Task force briefs lawmakers on Capitol security 2 months after riot

Washington

WASHINGTON (NEXSTAR) — Two months after the Jan. 6 riot in Washington, D.C., officials at the U.S. Capitol are continuing to look at ways to keep lawmakers, staff and the surrounding community safe.

“When will we be able to feel safe?” Rep. Pramila Jayapal, a Democrat from Washington, wondered.

A task force on Monday briefed a bipartisan group of lawmakers on changes they think will help. The force, assigned to examine Capitol security following the Jan. 6 attack, started outlining its finding after six weeks of review.

The group wrote, “today’s threats are not only more numerous but increasingly come from domestic elements.” It also found the ability of the United States Capitol Police to track and plan for the threats was limited due to training and manpower.

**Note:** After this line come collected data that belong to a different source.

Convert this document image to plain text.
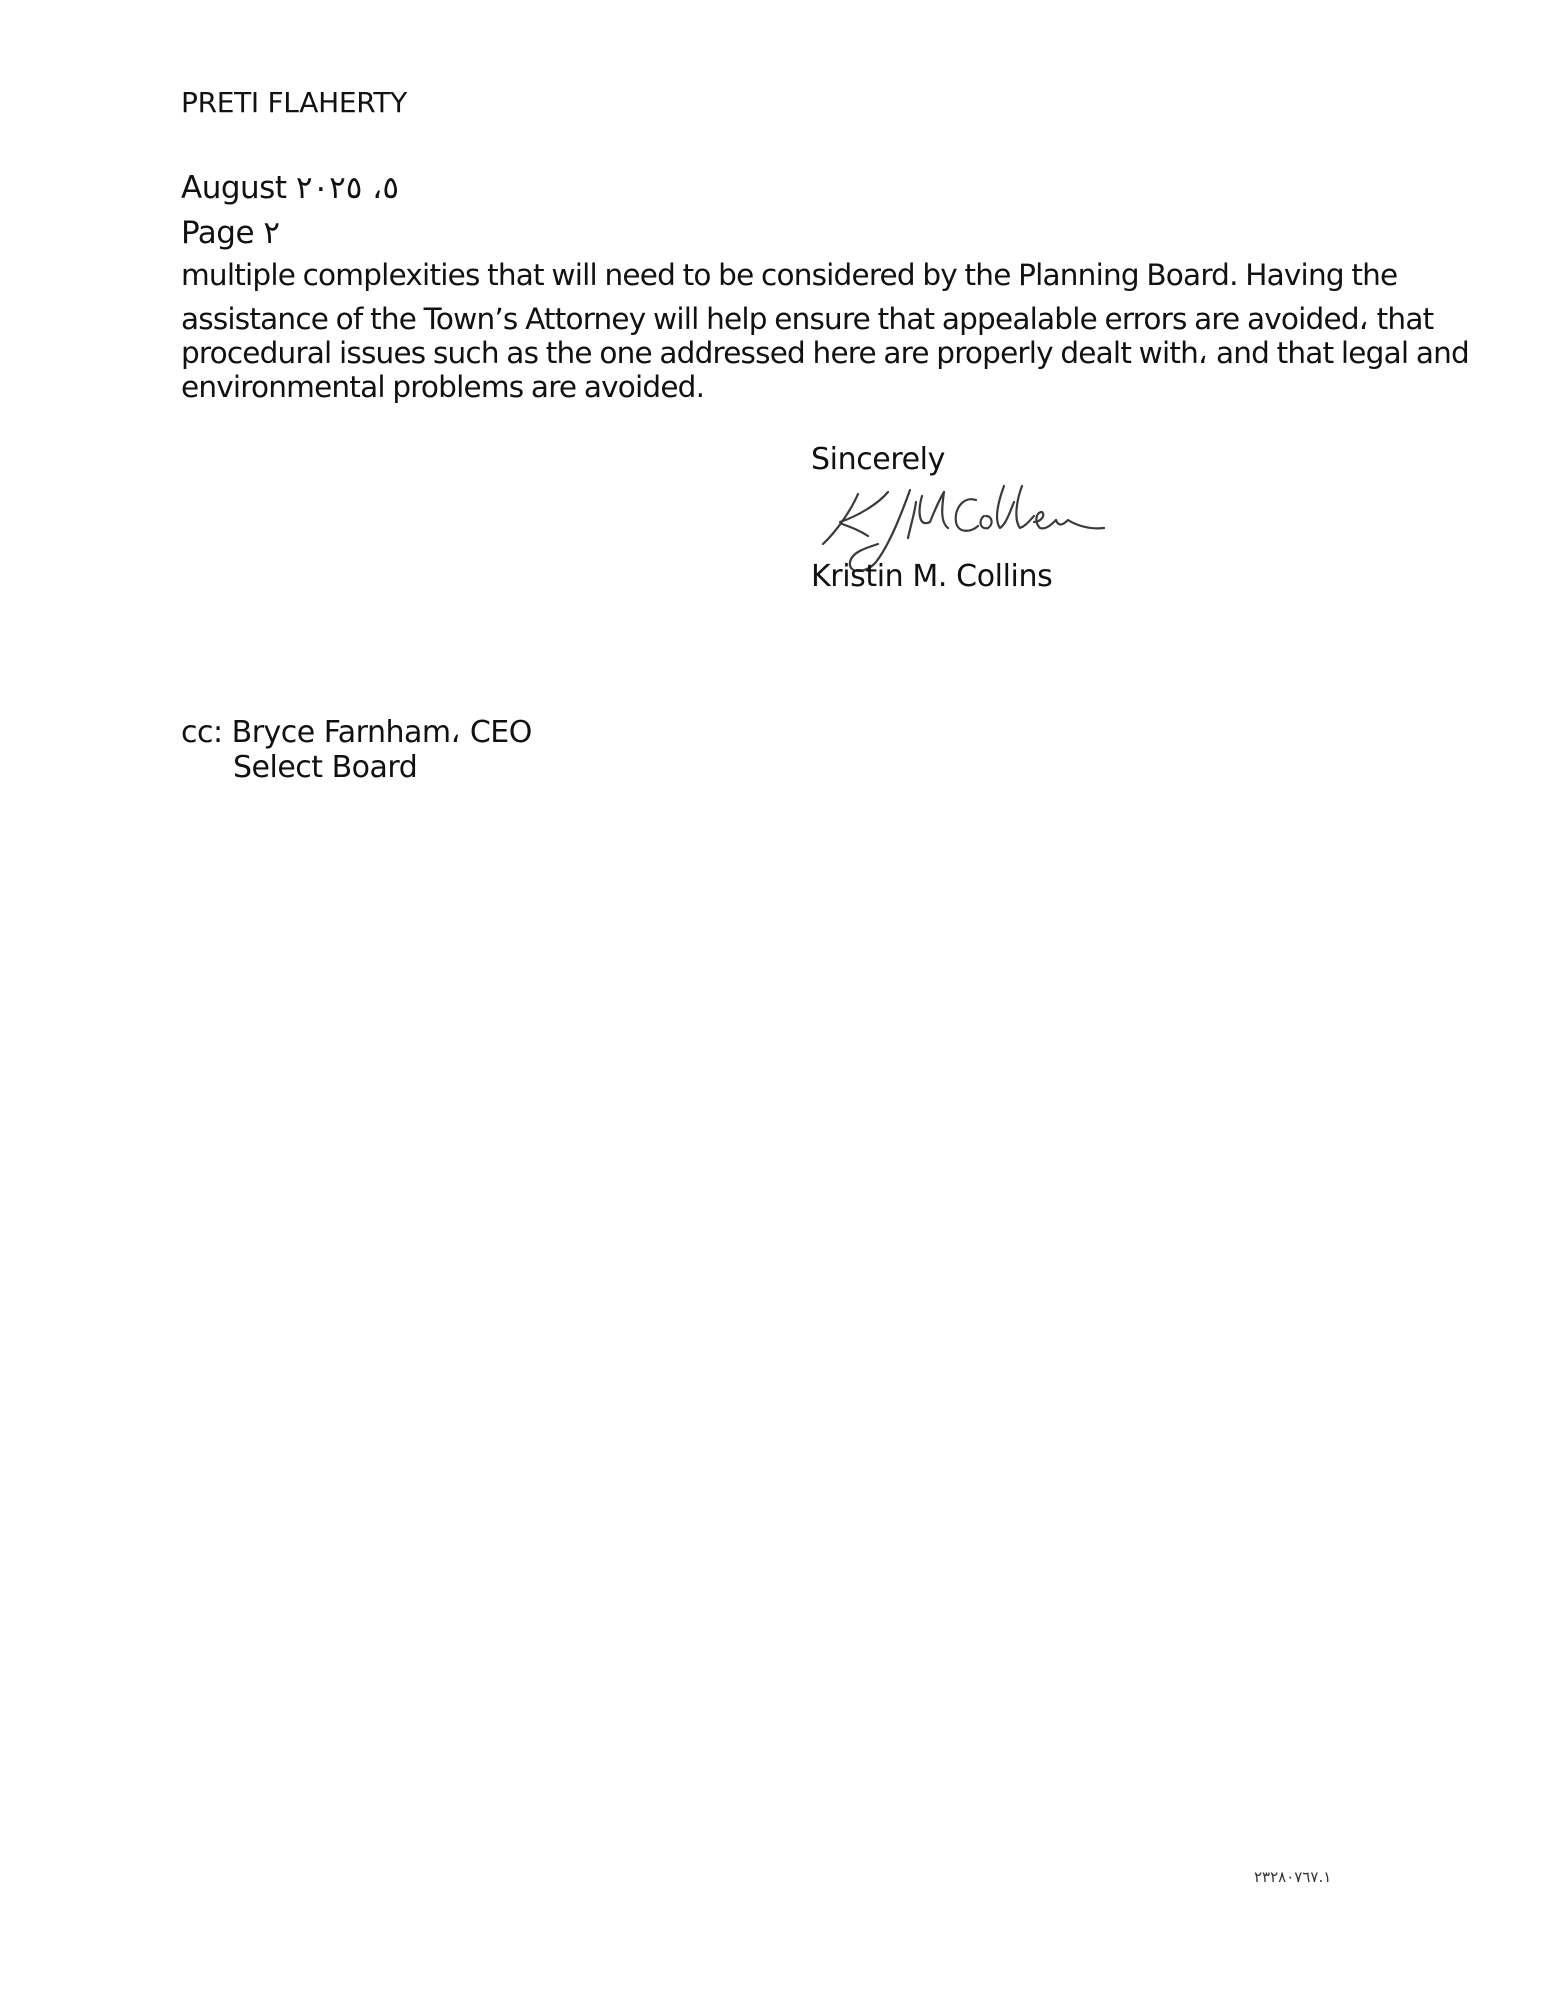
PRETI FLAHERTY
August ٥، ٢٠٢٥
Page ٢
multiple complexities that will need to be considered by the Planning Board. Having the
assistance of the Town’s Attorney will help ensure that appealable errors are avoided، that
procedural issues such as the one addressed here are properly dealt with، and that legal and
environmental problems are avoided.
Sincerely
K M Collins
Kristin M. Collins
cc: Bryce Farnham، CEO
Select Board
٢٣٢٨٠٧٦٧.١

“We are quite far behind in what we need,” Rep. Jayapal said.

Changes were recommended Monday from the inside out, starting with the replacing the current temporary fencing with mobile fencing that can easily be put in place when needed. Allison Cunningham, one of the organizers of “Don’t Fence the Capitol,” says the current system is affecting the Capitol Hill neighborhood by blocking roadways and scaring away tourists.

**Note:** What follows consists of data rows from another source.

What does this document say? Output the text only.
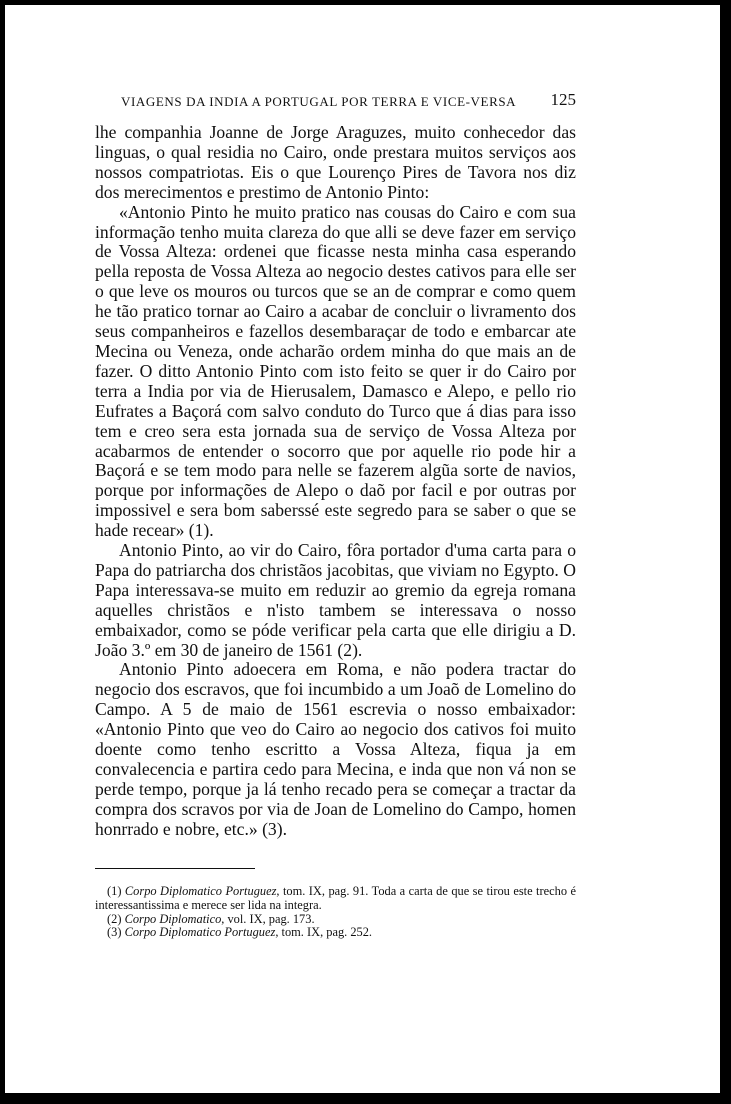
VIAGENS DA INDIA A PORTUGAL POR TERRA E VICE-VERSA 125

lhe companhia Joanne de Jorge Araguzes, muito conhecedor das linguas, o qual residia no Cairo, onde prestara muitos serviços aos nossos compatriotas. Eis o que Lourenço Pires de Tavora nos diz dos merecimentos e prestimo de Antonio Pinto:

«Antonio Pinto he muito pratico nas cousas do Cairo e com sua informação tenho muita clareza do que alli se deve fazer em serviço de Vossa Alteza: ordenei que ficasse nesta minha casa esperando pella reposta de Vossa Alteza ao negocio destes cativos para elle ser o que leve os mouros ou turcos que se an de comprar e como quem he tão pratico tornar ao Cairo a acabar de concluir o livramento dos seus companheiros e fazellos desembaraçar de todo e embarcar ate Mecina ou Veneza, onde acharão ordem minha do que mais an de fazer. O ditto Antonio Pinto com isto feito se quer ir do Cairo por terra a India por via de Hierusalem, Damasco e Alepo, e pello rio Eufrates a Baçorá com salvo conduto do Turco que á dias para isso tem e creo sera esta jornada sua de serviço de Vossa Alteza por acabarmos de entender o socorro que por aquelle rio pode hir a Baçorá e se tem modo para nelle se fazerem algũa sorte de navios, porque por informações de Alepo o daõ por facil e por outras por impossivel e sera bom saberssé este segredo para se saber o que se hade recear» (1).

Antonio Pinto, ao vir do Cairo, fôra portador d'uma carta para o Papa do patriarcha dos christãos jacobitas, que viviam no Egypto. O Papa interessava-se muito em reduzir ao gremio da egreja romana aquelles christãos e n'isto tambem se interessava o nosso embaixador, como se póde verificar pela carta que elle dirigiu a D. João 3.º em 30 de janeiro de 1561 (2).

Antonio Pinto adoecera em Roma, e não podera tractar do negocio dos escravos, que foi incumbido a um Joaõ de Lomelino do Campo. A 5 de maio de 1561 escrevia o nosso embaixador: «Antonio Pinto que veo do Cairo ao negocio dos cativos foi muito doente como tenho escritto a Vossa Alteza, fiqua ja em convalecencia e partira cedo para Mecina, e inda que non vá non se perde tempo, porque ja lá tenho recado pera se começar a tractar da compra dos scravos por via de Joan de Lomelino do Campo, homen honrrado e nobre, etc.» (3).

(1) Corpo Diplomatico Portuguez, tom. IX, pag. 91. Toda a carta de que se tirou este trecho é interessantissima e merece ser lida na integra.

(2) Corpo Diplomatico, vol. IX, pag. 173.

(3) Corpo Diplomatico Portuguez, tom. IX, pag. 252.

“We should have a modern security response,” Cunningham said.

Sen. Mark Warner, D-Va., agreed, saying, “I really love the idea that Americans can come and see the halls of Congress.”

Warner is joining a bipartisan group of lawmakers who say the fence needs to come down while maintaining security.

“The threat of domestic, violent extremists is real,” Warner said. “It didn’t start on Jan. 6. It didn’t start with Donald Trump.”

If approved, the recommendations made by the task force could take some time to be implemented. This past week, the Capitol Police asked the National Guard to stay on for another two months.